The two media giants named Jason Kilar CEO of the nameless joint venture, commonly referred to as "NewCo." Mr. Kilar, 36, comes from Amazon, where he helped the e-commerce site expand into the video and DVD businesses and became general manager of all the company's North American media businesses. He later served as senior VP-worldwide application software, overseeing Amazon's Marketplace business.
The right move
Putting an e-commerce executive in charge of an operation that is supposed to be supported by advertising may not seem like the right move at first blush, but both Peter Chernin, president-chief operating office of News Corp., and Jeff Zucker, president-CEO of NBC Universal, said Mr. Kilar would be instrumental in making the site easy to use.
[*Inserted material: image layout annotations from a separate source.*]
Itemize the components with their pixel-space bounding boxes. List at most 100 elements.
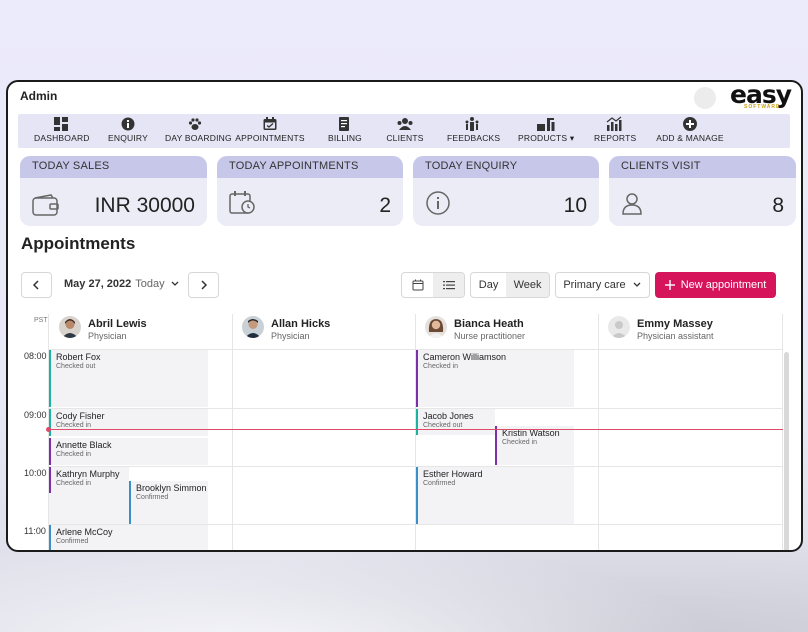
client-name: Annette Black — [56, 440, 112, 450]
staff-column-abril: Abril Lewis Physician — [59, 314, 229, 350]
nav-label: FEEDBACKS — [447, 133, 501, 143]
primary-care-select[interactable]: Primary care — [555, 272, 650, 298]
add-icon — [683, 117, 697, 131]
user-icon — [622, 193, 642, 215]
appointment-card[interactable]: Arlene McCoy Confirmed — [49, 525, 208, 550]
appointment-card[interactable]: Brooklyn Simmon Confirmed — [129, 481, 208, 524]
nav-day-boarding[interactable]: DAY BOARDING — [165, 116, 232, 146]
nav-appointments[interactable]: APPOINTMENTS — [235, 116, 305, 146]
appointment-card[interactable]: Jacob Jones Checked out — [416, 409, 495, 435]
client-name: Robert Fox — [56, 352, 101, 362]
week-view-button[interactable]: Week — [506, 273, 549, 297]
nav-add-manage[interactable]: ADD & MANAGE — [654, 116, 726, 146]
client-name: Esther Howard — [423, 469, 483, 479]
filter-label: Primary care — [563, 279, 626, 291]
appointment-status: Checked in — [56, 451, 92, 458]
nav-clients[interactable]: CLIENTS — [386, 116, 424, 146]
appointment-status: Checked in — [56, 422, 92, 429]
prev-day-button[interactable] — [21, 272, 52, 298]
nav-dashboard[interactable]: DASHBOARD — [34, 116, 90, 146]
client-name: Cameron Williamson — [423, 352, 507, 362]
time-label: 08:00 — [24, 351, 47, 361]
stat-today-appointments: TODAY APPOINTMENTS 2 — [217, 156, 403, 226]
chevron-left-icon — [32, 280, 39, 290]
stat-today-sales: TODAY SALES INR 30000 — [20, 156, 207, 226]
staff-column-allan: Allan Hicks Physician — [242, 314, 412, 350]
info-icon — [426, 191, 450, 215]
nav-label: APPOINTMENTS — [235, 133, 305, 143]
timezone-label: PST — [34, 317, 48, 324]
stat-title: TODAY APPOINTMENTS — [217, 156, 403, 178]
staff-column-bianca: Bianca Heath Nurse practitioner — [425, 314, 595, 350]
current-time-line — [48, 429, 783, 430]
next-day-button[interactable] — [188, 272, 219, 298]
staff-name: Bianca Heath — [454, 318, 524, 330]
info-icon — [121, 117, 135, 131]
nav-label: BILLING — [328, 133, 362, 143]
appointment-status: Checked out — [56, 363, 96, 370]
list-icon — [442, 281, 455, 290]
new-appointment-label: New appointment — [680, 279, 767, 291]
staff-name: Allan Hicks — [271, 318, 331, 330]
nav-products[interactable]: PRODUCTS ▾ — [518, 116, 574, 146]
stat-value: 8 — [772, 194, 784, 217]
wallet-icon — [32, 194, 59, 216]
current-time-dot — [46, 427, 51, 432]
appointments-title: Appointments — [21, 234, 136, 253]
client-name: Kathryn Murphy — [56, 469, 120, 479]
stat-value: 10 — [563, 194, 587, 217]
nav-label: ENQUIRY — [108, 133, 148, 143]
nav-label: DAY BOARDING — [165, 133, 232, 143]
client-name: Jacob Jones — [423, 411, 474, 421]
time-label: 09:00 — [24, 410, 47, 420]
calendar-view-button[interactable] — [402, 273, 433, 297]
calendar-scrollbar[interactable] — [784, 352, 789, 550]
view-toggle — [401, 272, 465, 298]
paw-icon — [188, 118, 202, 130]
date-picker[interactable]: May 27, 2022 Today — [64, 278, 181, 290]
appointment-card[interactable]: Robert Fox Checked out — [49, 350, 208, 407]
day-week-toggle: Day Week — [470, 272, 550, 298]
stat-clients-visit: CLIENTS VISIT 8 — [609, 156, 796, 226]
appointment-card[interactable]: Cameron Williamson Checked in — [416, 350, 574, 407]
appointment-status: Confirmed — [136, 494, 169, 501]
nav-feedbacks[interactable]: FEEDBACKS — [447, 116, 501, 146]
calendar-clock-icon — [229, 191, 255, 214]
stat-value: 2 — [379, 194, 391, 217]
nav-label: CLIENTS — [386, 133, 424, 143]
nav-label: DASHBOARD — [34, 133, 90, 143]
week-label: Week — [513, 279, 542, 291]
appointment-card[interactable]: Esther Howard Confirmed — [416, 467, 574, 524]
list-view-button[interactable] — [433, 273, 464, 297]
staff-avatar — [608, 316, 630, 338]
plus-icon — [664, 280, 675, 290]
staff-avatar — [425, 316, 447, 338]
appointment-status: Confirmed — [56, 538, 89, 545]
appointment-card[interactable]: Cody Fisher Checked in — [49, 409, 208, 436]
appointment-card[interactable]: Annette Black Checked in — [49, 438, 208, 465]
nav-enquiry[interactable]: ENQUIRY — [106, 116, 150, 146]
app-window: Admin easy SOFTWARE DASHBOARD ENQUIRY DA… — [6, 80, 803, 552]
today-label: Today — [135, 278, 165, 290]
logo-subtitle: SOFTWARE — [744, 104, 781, 110]
nav-label: REPORTS — [594, 133, 637, 143]
staff-name: Emmy Massey — [637, 318, 713, 330]
easy-software-logo: easy SOFTWARE — [730, 82, 796, 112]
nav-reports[interactable]: REPORTS — [594, 116, 637, 146]
day-view-button[interactable]: Day — [471, 273, 506, 297]
dashboard-icon — [54, 117, 68, 131]
chevron-right-icon — [201, 280, 208, 290]
profile-avatar[interactable] — [694, 87, 716, 109]
stat-value: INR 30000 — [94, 194, 195, 217]
calendar-icon — [412, 279, 423, 291]
time-label: 11:00 — [24, 526, 46, 536]
appointment-card[interactable]: Kristin Watson Checked in — [495, 426, 574, 465]
stat-title: CLIENTS VISIT — [609, 156, 796, 178]
staff-role: Physician assistant — [637, 331, 714, 341]
time-label: 10:00 — [24, 468, 47, 478]
new-appointment-button[interactable]: New appointment — [655, 272, 776, 298]
nav-billing[interactable]: BILLING — [328, 116, 362, 146]
staff-role: Physician — [271, 331, 310, 341]
chevron-down-icon — [171, 281, 179, 286]
appointment-card[interactable]: Kathryn Murphy Checked in — [49, 467, 129, 493]
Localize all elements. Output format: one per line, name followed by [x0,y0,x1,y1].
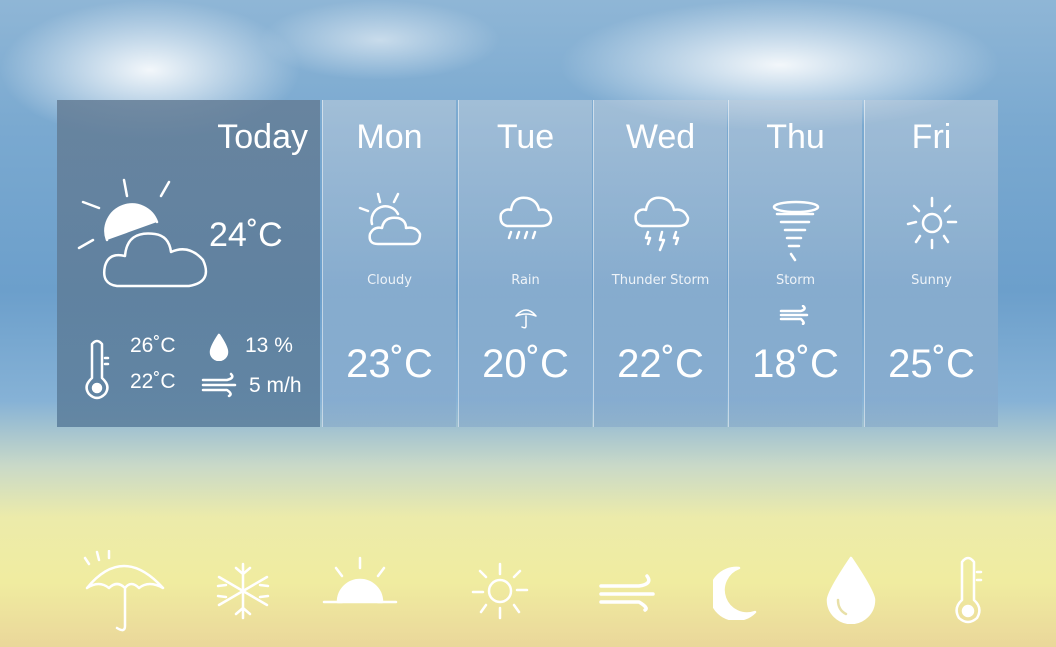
day-card-wed[interactable]: Wed Thunder Storm 22˚C [593,100,727,427]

"The key and most important issue for us in terms of leading is building a great user experience," said Mr. Chernin during a conference call Thursday. In fact, he said on the call, the site could launch after its target of September if executives don't feel proper "ease of use" has been developed. "September might happen and it might not happen," Mr. Chernin said.
Indeed, finding the best way to run an ad-supported video portal is the topic of much debate. Media and ad executives are puzzling over whether consumers are annoyed or entranced by so-called pre-roll advertising, where video clips lasting anywhere from 10 to 30 seconds run before a piece of online content. Unlike with TV, where viewers' programming is interrupted by ads they often can't avoid, web surfers can click elsewhere at a moment's notice to hundreds of other choices.
Earlier this month, NBC Universal, Microsoft's MSN and Publicis Groupe's Starcom MediaVest Group formed a consortium to study consumer reactions to emerging forms of online video advertising.
"The best web businesses are the ones that never forget that the customer experience is what drives the heart and soul of the business," Mr. Kilar said.
Originally slated to make its debut this summer, the News Corp.-NBC site is expected to contain full episodes and clips from programs such as "Saturday Night Live" and "The Simpsons" as well as movies. The two companies have said it will reach 98% of the monthly U.S. unique internet users and have secured distribution agreements from parties such as AOL, CNET, Comcast, MSN, MySpace and Yahoo. Charter advertisers include Cisco, Cadbury Schweppes, Intel and General Motors.
Executives said ad inventory on the new site was made available to interested advertisers during the upfront sales process.